CLaSP: Learning Concepts for Time-Series Signals from Natural Language Supervision
This addresses a scalability and adaptability issue for data scientists in domains like industrial diagnostics, though it is incremental as it builds on existing contrastive learning and LLM methods.
The paper tackles the problem of retrieving time-series signals using natural language queries by introducing CLaSP, which employs contrastive learning and leverages large language models to eliminate the need for predefined synonym dictionaries, achieving high accuracy on the TRUCE and SUSHI datasets.

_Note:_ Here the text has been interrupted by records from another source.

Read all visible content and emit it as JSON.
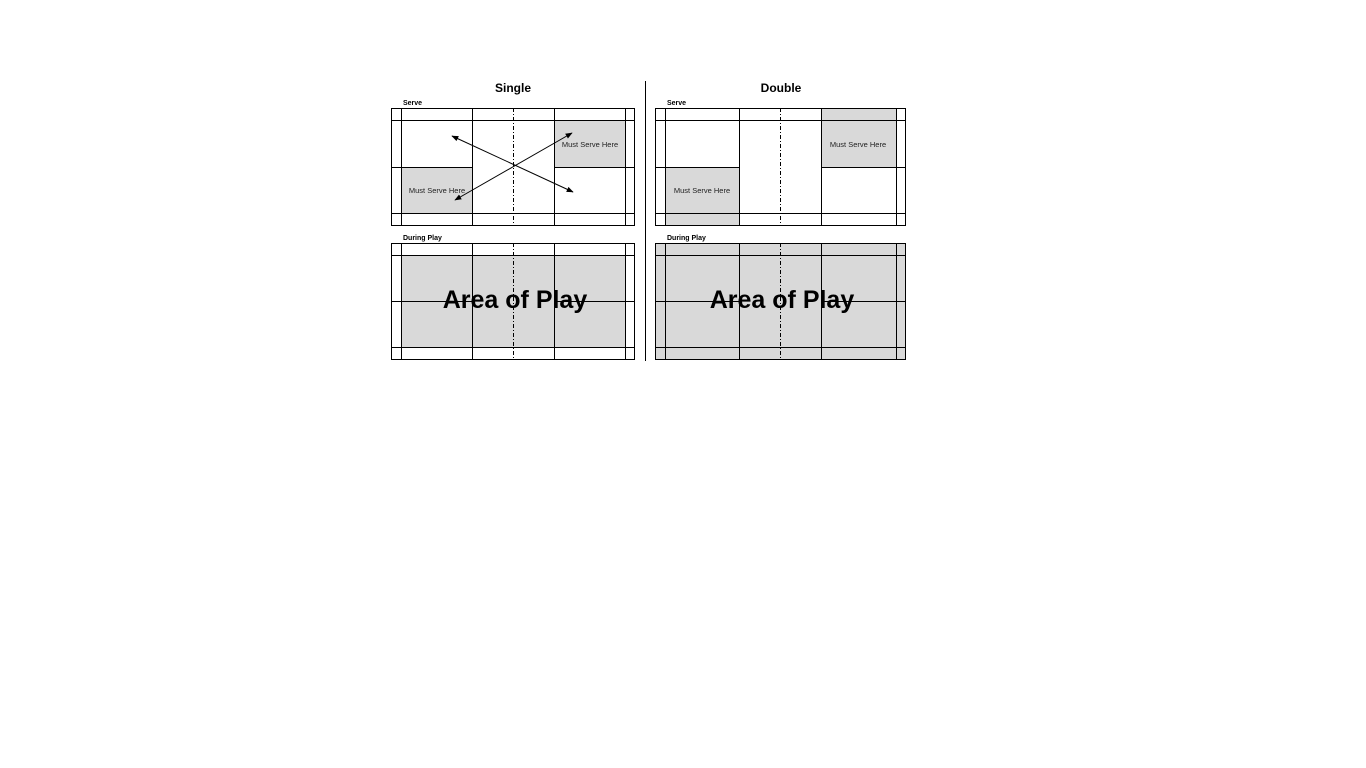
{
  "single": {
    "heading": "Single",
    "serve_label": "Serve",
    "serve_box_top_right": "Must Serve Here",
    "serve_box_bottom_left": "Must Serve Here",
    "play_label": "During Play",
    "area_text": "Area of Play"
  },
  "double": {
    "heading": "Double",
    "serve_label": "Serve",
    "serve_box_top_right": "Must Serve Here",
    "serve_box_bottom_left": "Must Serve Here",
    "play_label": "During Play",
    "area_text": "Area of Play"
  },
  "colors": {
    "shade": "#d9d9d9",
    "lines": "#000000",
    "background": "#ffffff"
  }
}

This paper presents CLaSP, a novel model for retrieving time-series signals using natural language queries that describe signal characteristics. The ability to search time-series signals based on descriptive queries is essential in domains such as industrial diagnostics, where data scientists often need to find signals with specific characteristics. However, existing methods rely on sketch-based inputs, predefined synonym dictionaries, or domain-specific manual designs, limiting their scalability and adaptability. CLaSP addresses these challenges by employing contrastive learning to map time-series signals to natural language descriptions. Unlike prior approaches, it eliminates the need for predefined synonym dictionaries and leverages the rich contextual knowledge of large language models (LLMs). Using the TRUCE and SUSHI datasets, which pair time-series signals with natural language descriptions, we demonstrate that CLaSP achieves high accuracy in retrieving a variety of time series patterns based on natural language queries.